Quels outils, selon vous, impactent d’ores et déjà la structure du marché ?
Instagram, comme plateforme de découverte de nouveaux artistes, pourrait avoir un véritable effet sur le rôle des galeristes en tant qu’agents de créateurs. D’une certaine manière, une génération de plasticiens est en train de se réapproprier sa représentation vis-à-vis du public et des acheteurs.
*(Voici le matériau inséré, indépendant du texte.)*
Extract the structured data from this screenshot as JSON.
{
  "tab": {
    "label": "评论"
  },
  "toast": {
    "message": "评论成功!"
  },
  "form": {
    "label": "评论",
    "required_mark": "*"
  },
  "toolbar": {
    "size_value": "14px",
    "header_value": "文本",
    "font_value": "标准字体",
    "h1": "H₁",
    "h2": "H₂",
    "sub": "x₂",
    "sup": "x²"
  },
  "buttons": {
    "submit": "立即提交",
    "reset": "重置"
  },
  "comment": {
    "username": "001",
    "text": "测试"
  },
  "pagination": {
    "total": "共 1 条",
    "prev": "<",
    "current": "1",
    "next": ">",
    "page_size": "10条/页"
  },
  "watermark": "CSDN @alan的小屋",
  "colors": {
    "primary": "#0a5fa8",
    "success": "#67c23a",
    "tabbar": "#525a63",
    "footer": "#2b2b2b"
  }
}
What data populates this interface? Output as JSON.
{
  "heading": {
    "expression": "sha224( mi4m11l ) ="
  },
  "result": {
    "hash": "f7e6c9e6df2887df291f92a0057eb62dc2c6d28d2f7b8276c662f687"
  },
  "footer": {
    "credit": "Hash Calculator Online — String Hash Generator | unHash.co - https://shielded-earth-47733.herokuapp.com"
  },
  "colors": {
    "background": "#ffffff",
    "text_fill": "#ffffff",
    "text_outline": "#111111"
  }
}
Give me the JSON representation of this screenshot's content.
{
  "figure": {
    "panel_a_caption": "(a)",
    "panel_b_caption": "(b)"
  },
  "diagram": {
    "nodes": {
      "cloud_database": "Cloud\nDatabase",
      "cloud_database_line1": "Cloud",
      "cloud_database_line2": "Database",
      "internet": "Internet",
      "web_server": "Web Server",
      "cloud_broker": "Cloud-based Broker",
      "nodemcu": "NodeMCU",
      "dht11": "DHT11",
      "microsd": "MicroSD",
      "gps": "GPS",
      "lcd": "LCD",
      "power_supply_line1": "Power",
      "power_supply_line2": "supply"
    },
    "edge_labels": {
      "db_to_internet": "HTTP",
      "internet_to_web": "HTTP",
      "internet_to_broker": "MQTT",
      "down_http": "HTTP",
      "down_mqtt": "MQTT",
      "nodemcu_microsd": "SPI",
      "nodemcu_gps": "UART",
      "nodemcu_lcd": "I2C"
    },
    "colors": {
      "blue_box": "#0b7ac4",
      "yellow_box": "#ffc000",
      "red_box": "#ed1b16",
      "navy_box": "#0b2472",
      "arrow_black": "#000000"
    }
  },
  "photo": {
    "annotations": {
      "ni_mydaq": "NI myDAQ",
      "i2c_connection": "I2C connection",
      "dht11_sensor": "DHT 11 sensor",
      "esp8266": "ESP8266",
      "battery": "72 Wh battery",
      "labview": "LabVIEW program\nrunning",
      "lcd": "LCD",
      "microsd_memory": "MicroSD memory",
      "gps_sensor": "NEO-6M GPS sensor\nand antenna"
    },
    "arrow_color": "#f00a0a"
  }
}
Les galeries réagissent par rapport à cela en investissant à leur tour ce média et en l’utilisant elles-mêmes pour débusquer de nouveaux talents. Mais il est possible que les artistes qui parviennent à vendre directement via ce canal ne soient pas prêts à accepter les mêmes conditions que par le passé. Ce n’est pas nécessairement une mauvaise chose, d’ailleurs. Mais comme tout dans le monde de l’art, cela prendra du temps.
Pourquoi tout prend-il autant de temps ?
Ce monde est presque «génétiquement» réticent au changement. C’est une telle masse à faire évoluer qu’il est quasiment impossible de concevoir des projets de start-up sur quelques années. Il faut du temps pour convaincre les acteurs, pour leur faire accepter que les pratiques évoluent, que le monde change autour d’eux et que ça pourrait valoir le coup qu’ils s’impliquent, qu’ils essaient véritablement. Parfois, il faut même attendre qu’une génération passe. Si vous ne disposez que de deux ou trois ans pour changer les choses, cela n’a que très peu de chances de fonctionner. Avec une décennie devant soi, on peut commencer à envisager certains progrès.